Rheumatoid arthritis, another common form of arthritis, also causes joint damage and deterioration over time, but results from an autoimmune disorder where the immune system mistakenly attacks the joints.
Some of the signs and symptoms of arthritis-related joint pain include:
- Limited or decreased range of motion
It can be difficult to tell whether your joint pain is the result of temporary inflammation or arthritis. The Arthritis Foundation recommends that you keep track of your symptoms and if the pain and stiffness feels worse at a certain time of day, after physical activity or rest, and the duration of your symptoms.
If your symptoms last more than a few weeks, get progressively worse, or you develop other symptoms like a fever or a rash, seek medical attention as soon as possible.

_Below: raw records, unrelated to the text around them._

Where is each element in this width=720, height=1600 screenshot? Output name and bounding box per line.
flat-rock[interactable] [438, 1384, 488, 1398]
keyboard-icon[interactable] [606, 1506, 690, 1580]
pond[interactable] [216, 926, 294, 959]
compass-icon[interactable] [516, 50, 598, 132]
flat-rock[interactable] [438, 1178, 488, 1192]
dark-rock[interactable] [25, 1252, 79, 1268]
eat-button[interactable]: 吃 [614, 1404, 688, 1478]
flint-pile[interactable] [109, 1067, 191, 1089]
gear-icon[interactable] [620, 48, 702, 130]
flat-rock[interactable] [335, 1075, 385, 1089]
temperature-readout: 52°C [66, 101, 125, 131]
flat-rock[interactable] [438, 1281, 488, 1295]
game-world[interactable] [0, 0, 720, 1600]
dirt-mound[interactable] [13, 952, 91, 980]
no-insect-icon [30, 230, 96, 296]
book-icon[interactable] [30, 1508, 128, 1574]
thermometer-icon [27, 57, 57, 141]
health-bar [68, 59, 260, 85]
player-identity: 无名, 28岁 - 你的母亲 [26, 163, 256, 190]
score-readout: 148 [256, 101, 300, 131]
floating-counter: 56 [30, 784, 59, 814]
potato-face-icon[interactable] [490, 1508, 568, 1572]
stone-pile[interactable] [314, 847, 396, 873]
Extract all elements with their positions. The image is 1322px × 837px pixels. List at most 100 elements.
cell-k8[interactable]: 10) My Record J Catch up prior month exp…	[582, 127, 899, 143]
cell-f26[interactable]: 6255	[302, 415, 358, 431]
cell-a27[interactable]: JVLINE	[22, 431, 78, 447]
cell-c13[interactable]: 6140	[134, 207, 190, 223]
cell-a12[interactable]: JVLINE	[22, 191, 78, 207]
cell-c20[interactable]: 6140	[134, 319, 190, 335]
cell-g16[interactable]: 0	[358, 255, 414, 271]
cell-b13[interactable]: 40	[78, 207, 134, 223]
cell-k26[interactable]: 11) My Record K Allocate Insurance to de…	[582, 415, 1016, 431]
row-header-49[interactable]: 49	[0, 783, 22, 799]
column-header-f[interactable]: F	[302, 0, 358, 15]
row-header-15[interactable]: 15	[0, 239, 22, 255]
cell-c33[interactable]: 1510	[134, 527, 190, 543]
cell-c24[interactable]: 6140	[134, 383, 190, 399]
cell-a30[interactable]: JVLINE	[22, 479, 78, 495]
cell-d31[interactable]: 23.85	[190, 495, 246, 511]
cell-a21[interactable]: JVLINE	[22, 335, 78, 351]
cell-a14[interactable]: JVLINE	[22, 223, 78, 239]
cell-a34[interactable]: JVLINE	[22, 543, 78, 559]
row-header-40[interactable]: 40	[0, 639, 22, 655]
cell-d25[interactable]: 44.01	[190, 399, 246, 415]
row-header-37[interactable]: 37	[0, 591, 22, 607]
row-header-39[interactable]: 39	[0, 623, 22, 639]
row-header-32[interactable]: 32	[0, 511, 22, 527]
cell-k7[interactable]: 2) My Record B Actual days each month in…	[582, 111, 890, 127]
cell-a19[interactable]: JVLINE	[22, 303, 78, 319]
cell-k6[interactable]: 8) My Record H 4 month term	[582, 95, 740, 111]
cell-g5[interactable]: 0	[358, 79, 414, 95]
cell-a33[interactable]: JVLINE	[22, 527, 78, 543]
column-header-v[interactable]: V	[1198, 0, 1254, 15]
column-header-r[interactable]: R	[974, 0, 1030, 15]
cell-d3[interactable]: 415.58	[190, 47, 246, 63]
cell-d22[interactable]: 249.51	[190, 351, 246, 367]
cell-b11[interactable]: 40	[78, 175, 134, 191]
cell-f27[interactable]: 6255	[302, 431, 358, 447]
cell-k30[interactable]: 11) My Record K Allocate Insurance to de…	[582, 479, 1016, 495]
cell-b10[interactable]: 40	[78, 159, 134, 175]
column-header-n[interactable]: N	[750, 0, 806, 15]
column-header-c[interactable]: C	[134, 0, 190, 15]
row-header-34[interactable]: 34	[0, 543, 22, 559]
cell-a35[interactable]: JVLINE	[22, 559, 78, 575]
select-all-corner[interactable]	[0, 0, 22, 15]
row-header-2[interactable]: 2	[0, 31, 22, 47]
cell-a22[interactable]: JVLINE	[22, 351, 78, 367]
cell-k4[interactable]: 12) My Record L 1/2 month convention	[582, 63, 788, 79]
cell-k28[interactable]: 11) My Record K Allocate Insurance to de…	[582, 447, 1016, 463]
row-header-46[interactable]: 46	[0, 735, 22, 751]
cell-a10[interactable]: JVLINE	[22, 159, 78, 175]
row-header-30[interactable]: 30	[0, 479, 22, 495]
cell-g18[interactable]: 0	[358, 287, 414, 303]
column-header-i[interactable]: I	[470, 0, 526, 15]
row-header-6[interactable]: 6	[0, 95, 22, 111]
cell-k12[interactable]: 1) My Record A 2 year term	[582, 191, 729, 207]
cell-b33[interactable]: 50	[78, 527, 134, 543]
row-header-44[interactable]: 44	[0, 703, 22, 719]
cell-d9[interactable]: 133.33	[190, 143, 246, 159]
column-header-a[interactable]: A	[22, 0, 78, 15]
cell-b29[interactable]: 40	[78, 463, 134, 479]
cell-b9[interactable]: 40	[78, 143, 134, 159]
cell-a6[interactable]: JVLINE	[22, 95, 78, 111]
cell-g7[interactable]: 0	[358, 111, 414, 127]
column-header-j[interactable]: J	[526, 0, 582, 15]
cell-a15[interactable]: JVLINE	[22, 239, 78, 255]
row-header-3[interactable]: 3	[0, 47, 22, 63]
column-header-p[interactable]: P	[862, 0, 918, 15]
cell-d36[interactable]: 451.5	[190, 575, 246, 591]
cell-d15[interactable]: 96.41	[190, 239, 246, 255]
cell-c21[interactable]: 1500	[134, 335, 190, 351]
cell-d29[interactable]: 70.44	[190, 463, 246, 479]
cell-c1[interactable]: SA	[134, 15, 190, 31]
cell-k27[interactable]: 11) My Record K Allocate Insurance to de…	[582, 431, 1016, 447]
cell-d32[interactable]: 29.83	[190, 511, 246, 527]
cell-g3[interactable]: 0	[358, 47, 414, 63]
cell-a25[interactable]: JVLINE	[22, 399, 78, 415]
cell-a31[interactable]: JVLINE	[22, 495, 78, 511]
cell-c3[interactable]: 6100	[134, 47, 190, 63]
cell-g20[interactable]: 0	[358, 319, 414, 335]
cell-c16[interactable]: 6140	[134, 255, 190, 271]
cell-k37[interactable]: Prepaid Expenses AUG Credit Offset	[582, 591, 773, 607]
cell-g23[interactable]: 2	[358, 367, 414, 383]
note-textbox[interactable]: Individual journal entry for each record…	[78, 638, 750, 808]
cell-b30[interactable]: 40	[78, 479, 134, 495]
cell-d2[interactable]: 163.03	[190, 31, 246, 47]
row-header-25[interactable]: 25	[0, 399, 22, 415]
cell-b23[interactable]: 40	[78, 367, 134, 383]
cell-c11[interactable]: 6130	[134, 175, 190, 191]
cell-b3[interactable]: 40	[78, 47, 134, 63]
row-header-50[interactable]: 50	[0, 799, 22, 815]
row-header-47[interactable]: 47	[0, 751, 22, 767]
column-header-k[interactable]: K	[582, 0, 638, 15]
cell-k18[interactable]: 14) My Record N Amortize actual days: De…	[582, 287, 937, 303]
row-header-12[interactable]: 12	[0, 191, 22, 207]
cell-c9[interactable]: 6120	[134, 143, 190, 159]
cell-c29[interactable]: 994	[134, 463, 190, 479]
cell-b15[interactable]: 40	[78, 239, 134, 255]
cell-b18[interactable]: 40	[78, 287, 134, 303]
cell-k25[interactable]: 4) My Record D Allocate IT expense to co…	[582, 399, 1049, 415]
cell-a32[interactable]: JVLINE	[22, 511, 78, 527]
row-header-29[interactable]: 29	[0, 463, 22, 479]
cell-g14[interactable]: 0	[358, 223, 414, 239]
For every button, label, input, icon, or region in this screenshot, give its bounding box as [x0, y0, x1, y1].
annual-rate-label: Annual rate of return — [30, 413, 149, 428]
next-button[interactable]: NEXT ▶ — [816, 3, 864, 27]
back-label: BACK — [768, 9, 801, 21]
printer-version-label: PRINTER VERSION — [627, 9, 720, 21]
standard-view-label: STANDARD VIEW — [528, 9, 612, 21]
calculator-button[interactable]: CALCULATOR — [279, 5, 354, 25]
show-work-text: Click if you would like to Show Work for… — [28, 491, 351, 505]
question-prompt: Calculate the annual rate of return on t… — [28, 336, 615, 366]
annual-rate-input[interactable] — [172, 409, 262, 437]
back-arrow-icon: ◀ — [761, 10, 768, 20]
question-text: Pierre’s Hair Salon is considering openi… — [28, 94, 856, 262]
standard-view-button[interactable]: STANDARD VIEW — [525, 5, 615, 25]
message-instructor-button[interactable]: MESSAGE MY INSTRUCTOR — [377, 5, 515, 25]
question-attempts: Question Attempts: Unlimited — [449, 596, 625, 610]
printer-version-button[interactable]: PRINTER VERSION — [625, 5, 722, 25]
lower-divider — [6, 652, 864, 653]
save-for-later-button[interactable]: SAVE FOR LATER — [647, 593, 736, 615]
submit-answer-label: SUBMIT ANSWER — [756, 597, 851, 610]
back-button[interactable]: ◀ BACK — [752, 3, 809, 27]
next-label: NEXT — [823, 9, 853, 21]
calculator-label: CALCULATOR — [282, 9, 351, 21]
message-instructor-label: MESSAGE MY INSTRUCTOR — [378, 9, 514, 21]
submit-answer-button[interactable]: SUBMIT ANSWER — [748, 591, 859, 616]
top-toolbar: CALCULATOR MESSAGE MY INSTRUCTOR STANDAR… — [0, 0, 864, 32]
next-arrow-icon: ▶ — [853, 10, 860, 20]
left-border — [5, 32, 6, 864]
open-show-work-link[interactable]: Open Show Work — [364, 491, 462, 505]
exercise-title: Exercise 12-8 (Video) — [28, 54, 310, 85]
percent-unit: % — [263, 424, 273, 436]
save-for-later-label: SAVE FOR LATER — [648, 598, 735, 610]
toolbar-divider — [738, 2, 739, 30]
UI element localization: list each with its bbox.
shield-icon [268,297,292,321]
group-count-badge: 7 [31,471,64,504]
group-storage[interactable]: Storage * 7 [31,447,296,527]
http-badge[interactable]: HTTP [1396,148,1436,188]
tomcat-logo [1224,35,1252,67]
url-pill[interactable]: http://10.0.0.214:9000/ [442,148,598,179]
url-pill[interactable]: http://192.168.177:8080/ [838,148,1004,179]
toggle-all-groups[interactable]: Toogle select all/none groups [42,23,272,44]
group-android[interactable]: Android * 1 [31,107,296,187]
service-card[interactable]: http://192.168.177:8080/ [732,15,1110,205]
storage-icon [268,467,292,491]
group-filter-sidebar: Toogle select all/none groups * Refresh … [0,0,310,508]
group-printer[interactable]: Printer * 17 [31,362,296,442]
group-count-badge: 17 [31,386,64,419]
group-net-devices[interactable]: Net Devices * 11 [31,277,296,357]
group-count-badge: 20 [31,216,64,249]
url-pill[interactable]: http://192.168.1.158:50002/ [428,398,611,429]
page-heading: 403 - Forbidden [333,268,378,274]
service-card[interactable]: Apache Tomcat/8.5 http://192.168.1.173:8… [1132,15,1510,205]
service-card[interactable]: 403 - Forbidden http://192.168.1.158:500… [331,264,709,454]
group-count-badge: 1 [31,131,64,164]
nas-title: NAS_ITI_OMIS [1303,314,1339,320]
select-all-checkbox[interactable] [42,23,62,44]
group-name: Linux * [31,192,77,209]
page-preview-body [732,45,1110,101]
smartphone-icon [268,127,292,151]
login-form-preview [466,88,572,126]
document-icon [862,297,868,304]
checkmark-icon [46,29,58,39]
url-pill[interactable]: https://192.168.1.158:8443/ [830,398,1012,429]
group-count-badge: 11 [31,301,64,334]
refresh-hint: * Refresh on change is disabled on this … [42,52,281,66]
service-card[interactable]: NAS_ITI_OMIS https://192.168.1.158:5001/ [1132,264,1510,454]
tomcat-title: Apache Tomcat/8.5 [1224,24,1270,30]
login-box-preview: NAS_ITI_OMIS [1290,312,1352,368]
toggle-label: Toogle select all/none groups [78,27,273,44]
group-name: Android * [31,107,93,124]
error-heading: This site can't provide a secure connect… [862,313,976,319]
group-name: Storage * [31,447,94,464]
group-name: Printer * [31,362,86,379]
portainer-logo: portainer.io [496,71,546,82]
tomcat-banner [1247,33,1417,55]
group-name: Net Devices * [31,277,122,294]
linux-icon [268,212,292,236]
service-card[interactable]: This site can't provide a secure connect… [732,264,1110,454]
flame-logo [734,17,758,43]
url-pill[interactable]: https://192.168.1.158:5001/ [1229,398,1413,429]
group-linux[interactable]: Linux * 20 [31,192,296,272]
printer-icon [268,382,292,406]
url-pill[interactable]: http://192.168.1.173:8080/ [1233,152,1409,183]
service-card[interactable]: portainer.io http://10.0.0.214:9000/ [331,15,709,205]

Causes And Cures For Arthritis
Arthritis is the inflammation or swelling of one or more joints in different parts of the body. Depending on the type of arthritis, some cause wear and tear, infections, and other underlying diseases. Symptoms of arthritis that stem from such causes include reduced range of motion, pain, swelling, and stiffness. Anxiety, stress, and depression are also all common complications of conditions that are involved with chronic arthritis.
Arthritis involves the inflammation of joints and can be found in places such as the feet, hands, hips, knees, and lower back. Many develop arthritis later in life and can be harmful in the long term if left untreated. Living with arthritis can inhibit the quality of life, but there are various arthritis treatments that can be done holistically to reduce pain and further prevent the risk of developing arthritis.